Le terme graffiti, nom masculin pluriel, vient de l’italien et signifie rayer, entailler. Il désigne aujourd’hui toutes inscriptions ou dessins griffonnés sur les édifices et autres mobiliers urbains. Cependant, tous les graffiti n’en sont pas ! Ils portent des noms très différents selon leur degré d’aboutissement.

  • Tag : ce vocable désigne tout simplement les signatures stylisées écrites à la main ou réalisées à l’aide d’aérosols. On les aperçoit fréquemment sur les murs et les piliers des ponts. N’essayez pas de leur trouver une quelconque signification symbolique : elles n’en ont pas. Ce sont simplement leur nom ou leur pseudonyme que les tagueurs apposent dans le plus grand nombre d’endroits possible.
  • Throw-up : ce sont des tags de grande dimension, au concept très simple et d’une seule couleur.
  • Quick-piece : ce terme qualifie toute signature, plus grande et plus soignée, comportant deux ou trois couleurs. Sa qualité esthétique s’affirme par rapport aux précédentes.
  • Masterpiece : l’expression s’applique aux fresques murales multicolores et très élaborées. Elles constituent le résultat le plus abouti sur le plan artistique. Elles sont souvent le fruit d’une collaboration entre plusieurs graffeurs et leur réalisation prend généralement plusieurs jours.

Les tags sont donc toujours le premier contact du jeune avec la bombe aérosol et la première étape d’une évolution devant le mener à la réalisation de graffiti proprement dits.

Le profil du tagueur reste très imprécis. On estime leur nombre à Bruxelles entre 500 et 1000, âgés de 12 à 30 ans et circulant sur tout le territoire de la région. La plupart d’entre eux ne sont actifs que pendant deux à six mois. Ils forment des groupes ou « posses », sans structure ni territoire délimité, dont la composition sociologique est hétérogène mais où les jeunes de la classe moyenne sont très représentés.

 Des messages

Une autre révélation de cette étude est que le nombre de tagueurs guidés par le seul désir de détruire est extrêmement limité. Leur motivation principale est la recherche d’une forme de notoriété et de reconnaissance, surtout au sein de leur groupe de référence. C’est pourquoi ils privilégient tant les endroits animés et visibles pour s’exprimer. Par contre, les graffeurs recherchent, eux, des lieux plus tranquilles où ils peuvent laisser libre cours à leur imagination sans être dérangés. En s’appropriant visuellement – mais indûment – l’espace, tagueurs autant que graffeurs cherchent à exprimer leur identité propre ainsi que leur opposition à une société qu’ils perçoivent floue et fragmentée.
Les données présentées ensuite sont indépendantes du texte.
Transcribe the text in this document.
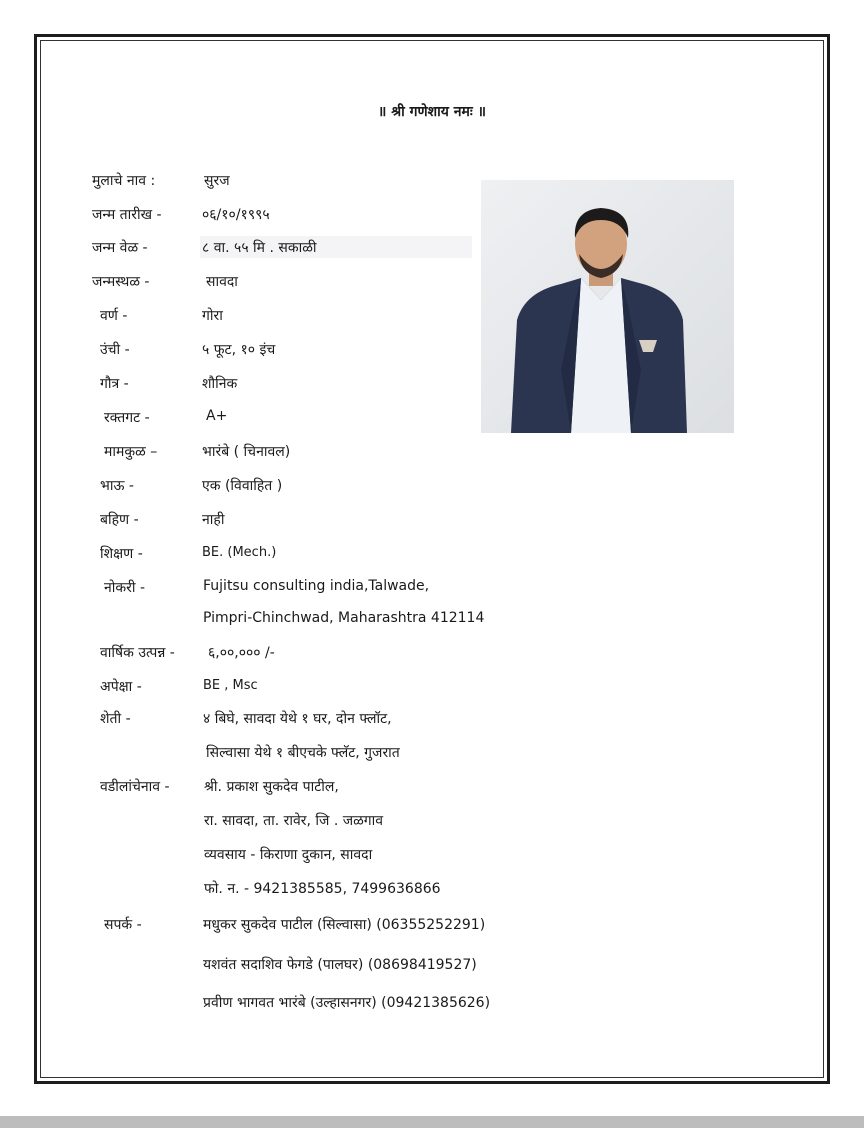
॥ श्री गणेशाय नमः ॥
मुलाचे नाव :	सुरज
जन्म तारीख -	०६/१०/१९९५
जन्म वेळ -	८ वा. ५५ मि . सकाळी
जन्मस्थळ -	सावदा
वर्ण -	गोरा
उंची -	५ फूट, १० इंच
गौत्र -	शौनिक
रक्तगट -	A+
मामकुळ –	भारंबे ( चिनावल)
भाऊ -	एक (विवाहित )
बहिण -	नाही
शिक्षण -	BE. (Mech.)
नोकरी -	Fujitsu consulting india,Talwade,
Pimpri-Chinchwad, Maharashtra 412114
वार्षिक उत्पन्न - ६,००,००० /-
अपेक्षा -	BE , Msc
शेती -	४ बिघे, सावदा येथे १ घर, दोन फ्लॉट,
सिल्वासा येथे १ बीएचके फ्लॅट, गुजरात
वडीलांचेनाव - श्री. प्रकाश सुकदेव पाटील,
रा. सावदा, ता. रावेर, जि . जळगाव
व्यवसाय - किराणा दुकान, सावदा
फो. न. - 9421385585, 7499636866
सपर्क -	मधुकर सुकदेव पाटील (सिल्वासा) (06355252291)
यशवंत सदाशिव फेगडे (पालघर) (08698419527)
प्रवीण भागवत भारंबे (उल्हासनगर) (09421385626)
C’est un mouvement de révolte au même titre que les punks et autres « Peace and love » des décennies précédentes.

 Et des coûts

Il n’empêche, tous ces tags et autres graffiti engendrent au sein de la société un malaise – qu’il ne faut surtout pas minimiser au même titre que le phénomène lui-même – ainsi que des coûts.
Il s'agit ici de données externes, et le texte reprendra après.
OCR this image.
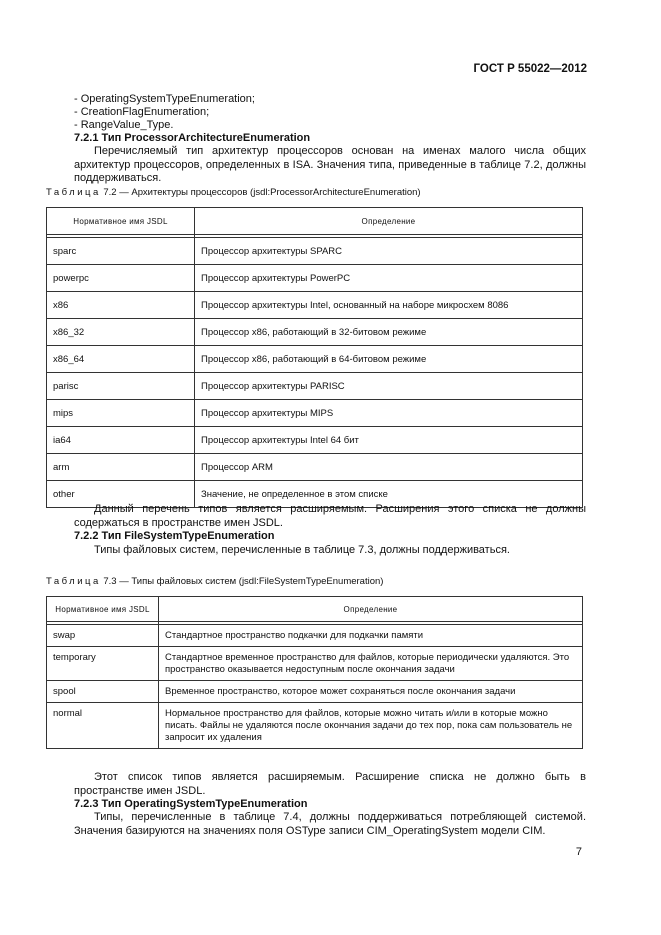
ГОСТ Р 55022—2012
- OperatingSystemTypeEnumeration;
- CreationFlagEnumeration;
- RangeValue_Type.
7.2.1 Тип ProcessorArchitectureEnumeration
Перечисляемый тип архитектур процессоров основан на именах малого числа общих архитектур процессоров, определенных в ISA. Значения типа, приведенные в таблице 7.2, должны поддерживаться.
Таблица 7.2 — Архитектуры процессоров (jsdl:ProcessorArchitectureEnumeration)
Нормативное имя JSDL	Определение

sparc	Процессор архитектуры SPARC
powerpc	Процессор архитектуры PowerPC
x86	Процессор архитектуры Intel, основанный на наборе микросхем 8086
x86_32	Процессор x86, работающий в 32-битовом режиме
x86_64	Процессор x86, работающий в 64-битовом режиме
parisc	Процессор архитектуры PARISC
mips	Процессор архитектуры MIPS
ia64	Процессор архитектуры Intel 64 бит
arm	Процессор ARM
other	Значение, не определенное в этом списке
Данный перечень типов является расширяемым. Расширения этого списка не должны содержаться в пространстве имен JSDL.
7.2.2 Тип FileSystemTypeEnumeration
Типы файловых систем, перечисленные в таблице 7.3, должны поддерживаться.
Таблица 7.3 — Типы файловых систем (jsdl:FileSystemTypeEnumeration)
Нормативное имя JSDL	Определение

swap	Стандартное пространство подкачки для подкачки памяти
temporary	Стандартное временное пространство для файлов, которые периодически удаляются. Это пространство оказывается недоступным после окончания задачи
spool	Временное пространство, которое может сохраняться после окончания задачи
normal	Нормальное пространство для файлов, которые можно читать и/или в которые можно писать. Файлы не удаляются после окончания задачи до тех пор, пока сам пользователь не запросит их удаления
Этот список типов является расширяемым. Расширение списка не должно быть в пространстве имен JSDL.
7.2.3 Тип OperatingSystemTypeEnumeration
Типы, перечисленные в таблице 7.4, должны поддерживаться потребляющей системой. Значения базируются на значениях поля OSType записи CIM_OperatingSystem модели CIM.
7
Si les transports publics et le mobilier urbain sont les plus touchés, les particuliers ne sont guère épargnés non plus.

 Des recommandations

L’étude dénonce, pour la région de Bruxelles-Capitale un manque de coordination entre les communes ainsi que l’absence de consensus politique quant aux options à suivre. De plus, si quelques expériences de peines alternatives sont tentées ici et là, elles ne s’inscrivent dans aucun cadre global. Il en résulte beaucoup de confusion et de méfiance de la part des acteurs concernés. Aussi préconise-t-elle une solution de compromis entre nettoyage, sanctions et possibilités légales de libre expression, le tout intégré dans une large campagne de sensibilisation et dans une politique globale de la ville et de la jeunesse. Elle recommande en outre :

Clarté et coordination

Il faut que tous les acteurs concernés, tant les services publics que les associations donc, connaissent clairement les options qui sont suivies et les appliquent correctement. Quitte à créer une cellule de coordination pour harmoniser les différents éléments comme la prévention, la politique de la jeunesse, etc., voire informer le grand public. Cette information expliquerait le phénomène, indiquerait les grandes lignes de la politique menée en ce domaine ainsi que les instances qui peuvent aider le citoyen désireux de supprimer un graffito. Elle permettrait en tout cas de décriminaliser cette forme d’expression, de lutter contre le sentiment d’insécurité et de renforcer la confiance dans les pouvoirs publics.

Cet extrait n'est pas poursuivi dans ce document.